HOMELESS IN BETHLEHEM AND NEW ORLEANS
“And she brought forth her firstborn son, and wrapped him in swaddling clothes, and laid him in a manger; because there was no room for them in the inn.” -- Luke 7:2
We revisit those beautiful words from the Gospel of Luke every year at Christmastime. They remind us that God’s empathy for the poor was so great that he permitted his son to enter this world homeless, literally born in a barn. Jesus’ humble birth underscores God’s expectation that we love one another as ourselves.
This Christmas, however, Luke’s comforting words take on heartbreaking irony in the Katrina-ravaged city of New Orleans. There, local and federal governments are poised to actually increase homelessness. Last Thursday the New Orleans City Council voted unanimously to let the Department of Housing and Urban Development (HUD) tear down 4,500 public housing units (aka “the projects”) to make way for new mixed-income buildings. There are supposed to be 3,200 units in these new buildings but only 900 will be designated for low-income residents. The New Orleans City Council approved a measure asking HUD to build the same number of low income homes as it plans to demolish. But HUD isn’t obligated to grant that request. Don’t hold your breath.
As the bulldozers demolish those 4,500 homes (many of which were not seriously damaged by Katrina) the residents will likely join the 12,000 homeless New Orleanians who already sleep in parks and under bridges every night. About 1/3 of these individuals work full time jobs but they can’t afford a roof and walls because rents have doubled since Katrina. Unfortunately, the HUD demolitions aren’t even the worst part of what’s about to happen in New Orleans. FEMA reportedly plans to close all of its trailer parks over the next six months. 50,000 Katrina survivors currently live in FEMA trailers.

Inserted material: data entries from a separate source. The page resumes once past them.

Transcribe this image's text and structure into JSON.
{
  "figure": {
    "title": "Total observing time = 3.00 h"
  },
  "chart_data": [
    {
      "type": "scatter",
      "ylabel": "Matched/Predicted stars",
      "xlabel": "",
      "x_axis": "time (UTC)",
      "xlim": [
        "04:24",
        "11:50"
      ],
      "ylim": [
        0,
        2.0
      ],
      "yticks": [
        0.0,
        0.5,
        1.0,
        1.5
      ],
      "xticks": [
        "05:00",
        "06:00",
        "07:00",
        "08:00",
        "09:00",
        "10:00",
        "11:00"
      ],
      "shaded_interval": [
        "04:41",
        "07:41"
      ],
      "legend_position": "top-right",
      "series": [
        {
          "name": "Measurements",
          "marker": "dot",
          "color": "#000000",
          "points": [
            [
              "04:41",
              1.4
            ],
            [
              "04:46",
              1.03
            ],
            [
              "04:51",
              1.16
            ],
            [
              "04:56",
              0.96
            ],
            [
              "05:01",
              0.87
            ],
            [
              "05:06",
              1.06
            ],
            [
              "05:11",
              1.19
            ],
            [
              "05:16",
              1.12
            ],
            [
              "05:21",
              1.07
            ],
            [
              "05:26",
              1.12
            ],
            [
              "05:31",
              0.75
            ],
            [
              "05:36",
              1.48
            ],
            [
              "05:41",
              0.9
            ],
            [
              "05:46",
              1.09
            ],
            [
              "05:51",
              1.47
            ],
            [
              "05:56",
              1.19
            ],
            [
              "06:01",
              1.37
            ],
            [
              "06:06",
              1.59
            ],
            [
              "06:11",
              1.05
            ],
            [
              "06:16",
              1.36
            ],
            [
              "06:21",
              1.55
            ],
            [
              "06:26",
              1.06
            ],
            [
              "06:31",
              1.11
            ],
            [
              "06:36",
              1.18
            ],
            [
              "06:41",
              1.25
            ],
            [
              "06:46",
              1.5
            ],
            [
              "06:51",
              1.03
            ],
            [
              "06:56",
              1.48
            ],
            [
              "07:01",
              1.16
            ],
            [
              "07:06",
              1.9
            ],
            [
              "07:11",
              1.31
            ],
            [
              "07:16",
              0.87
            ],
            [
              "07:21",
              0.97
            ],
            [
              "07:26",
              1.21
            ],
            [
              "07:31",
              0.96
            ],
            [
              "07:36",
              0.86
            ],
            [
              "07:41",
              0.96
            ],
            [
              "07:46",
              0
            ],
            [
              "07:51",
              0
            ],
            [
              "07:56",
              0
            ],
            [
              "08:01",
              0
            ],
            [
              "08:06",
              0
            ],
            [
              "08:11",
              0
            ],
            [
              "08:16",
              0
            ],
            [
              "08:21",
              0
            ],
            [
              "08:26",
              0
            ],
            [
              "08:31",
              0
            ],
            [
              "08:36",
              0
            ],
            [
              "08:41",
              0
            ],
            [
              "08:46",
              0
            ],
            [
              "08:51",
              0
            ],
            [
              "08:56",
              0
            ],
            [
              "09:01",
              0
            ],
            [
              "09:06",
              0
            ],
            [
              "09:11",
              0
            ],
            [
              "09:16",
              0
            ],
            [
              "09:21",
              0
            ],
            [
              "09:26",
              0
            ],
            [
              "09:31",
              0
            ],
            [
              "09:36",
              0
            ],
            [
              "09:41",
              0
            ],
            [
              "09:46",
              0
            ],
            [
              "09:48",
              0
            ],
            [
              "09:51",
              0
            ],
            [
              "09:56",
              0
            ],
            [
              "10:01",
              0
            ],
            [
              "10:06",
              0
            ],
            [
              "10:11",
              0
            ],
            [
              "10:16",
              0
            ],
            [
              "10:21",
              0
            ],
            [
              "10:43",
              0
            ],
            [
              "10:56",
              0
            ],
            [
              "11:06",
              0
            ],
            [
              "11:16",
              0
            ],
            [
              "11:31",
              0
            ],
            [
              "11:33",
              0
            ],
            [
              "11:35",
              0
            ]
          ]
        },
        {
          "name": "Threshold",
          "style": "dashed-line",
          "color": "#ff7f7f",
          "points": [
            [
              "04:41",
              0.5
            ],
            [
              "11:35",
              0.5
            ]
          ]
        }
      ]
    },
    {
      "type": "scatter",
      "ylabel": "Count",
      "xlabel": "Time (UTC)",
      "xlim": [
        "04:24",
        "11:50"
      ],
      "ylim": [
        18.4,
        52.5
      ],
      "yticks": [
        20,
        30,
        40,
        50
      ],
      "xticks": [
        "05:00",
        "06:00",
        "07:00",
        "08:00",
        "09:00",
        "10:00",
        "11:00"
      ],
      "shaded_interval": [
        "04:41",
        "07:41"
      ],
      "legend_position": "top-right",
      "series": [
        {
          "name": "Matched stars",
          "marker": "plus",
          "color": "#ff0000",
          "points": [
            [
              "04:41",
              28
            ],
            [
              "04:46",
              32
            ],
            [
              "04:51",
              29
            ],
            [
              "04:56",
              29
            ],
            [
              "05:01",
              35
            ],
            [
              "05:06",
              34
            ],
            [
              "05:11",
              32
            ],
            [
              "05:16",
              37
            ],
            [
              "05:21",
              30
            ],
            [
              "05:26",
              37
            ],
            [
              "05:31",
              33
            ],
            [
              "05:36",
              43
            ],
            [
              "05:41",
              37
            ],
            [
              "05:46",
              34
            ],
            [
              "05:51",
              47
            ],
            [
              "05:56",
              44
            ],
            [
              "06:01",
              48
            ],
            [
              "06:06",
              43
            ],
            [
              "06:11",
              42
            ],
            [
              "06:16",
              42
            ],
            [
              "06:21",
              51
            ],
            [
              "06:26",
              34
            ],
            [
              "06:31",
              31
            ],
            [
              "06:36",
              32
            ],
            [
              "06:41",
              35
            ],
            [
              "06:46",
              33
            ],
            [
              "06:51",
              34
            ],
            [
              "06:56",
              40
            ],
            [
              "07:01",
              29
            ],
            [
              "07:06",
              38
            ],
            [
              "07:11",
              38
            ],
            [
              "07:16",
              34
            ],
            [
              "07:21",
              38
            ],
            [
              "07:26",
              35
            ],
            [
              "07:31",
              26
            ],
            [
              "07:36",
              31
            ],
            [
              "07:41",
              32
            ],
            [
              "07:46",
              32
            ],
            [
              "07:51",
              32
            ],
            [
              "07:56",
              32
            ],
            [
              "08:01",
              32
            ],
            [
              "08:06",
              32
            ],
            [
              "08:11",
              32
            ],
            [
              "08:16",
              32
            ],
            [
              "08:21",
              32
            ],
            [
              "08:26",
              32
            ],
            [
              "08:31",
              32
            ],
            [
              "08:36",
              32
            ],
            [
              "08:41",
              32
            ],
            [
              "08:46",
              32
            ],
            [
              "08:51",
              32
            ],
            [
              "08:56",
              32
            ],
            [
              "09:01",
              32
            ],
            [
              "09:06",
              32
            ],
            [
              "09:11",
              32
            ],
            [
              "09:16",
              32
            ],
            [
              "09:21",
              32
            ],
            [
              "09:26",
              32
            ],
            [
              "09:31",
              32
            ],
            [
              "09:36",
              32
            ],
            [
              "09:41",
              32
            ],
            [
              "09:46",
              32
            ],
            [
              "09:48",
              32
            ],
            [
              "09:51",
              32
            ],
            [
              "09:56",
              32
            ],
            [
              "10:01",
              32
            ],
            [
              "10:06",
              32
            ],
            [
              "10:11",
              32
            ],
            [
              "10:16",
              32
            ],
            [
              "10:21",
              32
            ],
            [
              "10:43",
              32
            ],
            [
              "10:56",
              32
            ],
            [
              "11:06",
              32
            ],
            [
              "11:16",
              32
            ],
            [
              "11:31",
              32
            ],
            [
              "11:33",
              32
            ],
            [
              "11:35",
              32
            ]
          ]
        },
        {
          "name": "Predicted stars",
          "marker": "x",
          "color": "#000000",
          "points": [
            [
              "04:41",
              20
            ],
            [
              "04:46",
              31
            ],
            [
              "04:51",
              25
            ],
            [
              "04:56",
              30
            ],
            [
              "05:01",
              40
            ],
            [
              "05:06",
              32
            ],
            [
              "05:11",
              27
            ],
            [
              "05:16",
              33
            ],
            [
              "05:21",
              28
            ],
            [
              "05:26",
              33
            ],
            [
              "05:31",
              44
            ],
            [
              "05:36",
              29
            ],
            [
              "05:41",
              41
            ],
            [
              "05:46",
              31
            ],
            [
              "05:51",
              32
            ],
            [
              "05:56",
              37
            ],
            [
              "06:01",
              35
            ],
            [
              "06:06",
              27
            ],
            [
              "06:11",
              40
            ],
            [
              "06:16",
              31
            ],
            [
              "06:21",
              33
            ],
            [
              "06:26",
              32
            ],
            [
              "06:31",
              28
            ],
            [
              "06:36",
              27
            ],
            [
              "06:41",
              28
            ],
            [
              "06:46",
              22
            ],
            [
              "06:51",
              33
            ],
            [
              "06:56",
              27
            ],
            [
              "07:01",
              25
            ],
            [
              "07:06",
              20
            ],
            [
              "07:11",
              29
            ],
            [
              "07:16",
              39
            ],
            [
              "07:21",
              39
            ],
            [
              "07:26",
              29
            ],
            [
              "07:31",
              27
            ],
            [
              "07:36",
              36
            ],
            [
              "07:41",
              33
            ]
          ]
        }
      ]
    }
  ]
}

Homelessness will expand much faster than new, permanent housing will be built and the poor, mostly black New Orleanians, will ultimately be forced to leave the city. That’s probably what some people have wanted all along.
For this to all go down at Christmas just adds insult to injury. After all, the man who was born in that barn 2,000 years ago admonished us that we will be judged by the way we treat “the least of these.”